Over-working for a crazy deadline is I think motivating, and an enjoyable sense of achievement for people that are in a position to do it (without dependents, etc.) - but that achievement at the end of the sprinted-marathon needs to be celebrated, and there needs to be a break before another. Otherwise it does just sound like a sweatshop.
I don't work at Amazon, but I have a friend who is on the vendor management side and whenever she talks about how stressful her job is and how terribly they treat people (not just their employees but also their vendors), she's on the verge of tears. I'm not exaggerating.
I didn't, but a coworker did when I wasn't in the office. Someone had just come out of a 1:1 with her manager and was sobbing at her desk, and no one was paying her any attention (this was an open plan office).
Take the first paragraph for instance:
> They are told to forget the “poor habits” they learned at previous jobs
I don't recall anyone telling me this
> When they “hit the wall” from the unrelenting pace, there is only one solution: “Climb the wall,” others reported
I don't recall hearing either of these phrases used.
> To be the best Amazonians they can be, they should be guided by the leadership principles, 14 rules inscribed on handy laminated cards. When quizzed days later, those with perfect scores earn a virtual award proclaiming, “I’m Peculiar” — the company’s proud phrase for overturning workplace conventions.
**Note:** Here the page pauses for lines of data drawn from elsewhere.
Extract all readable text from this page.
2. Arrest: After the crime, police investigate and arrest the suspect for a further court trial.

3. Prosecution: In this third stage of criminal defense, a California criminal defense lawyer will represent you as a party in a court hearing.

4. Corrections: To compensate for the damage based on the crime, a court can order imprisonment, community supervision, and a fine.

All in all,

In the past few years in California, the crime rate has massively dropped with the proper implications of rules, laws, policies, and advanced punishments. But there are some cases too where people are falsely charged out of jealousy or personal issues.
The leadership principles are repeated pretty frequently, although I think most people take them with a grain of salt. The quiz is called 100% Peculiar, not "I'm Peculiar". I don't recall it being about leadership principles at all. I recall it being about things like how Amazon doesn't delete negative customer reviews because the company sees it as being in its long-term interest for reviews to be trustworthy. The other thing on the quiz I remember is that Amazon likes to use informal language with customers, like "Where's my stuff". [Edit: I should also point out that it's not a mandatory thing and nobody cares if you don't do it or don't do well enough on it to get the little badge on your page in the company directory.]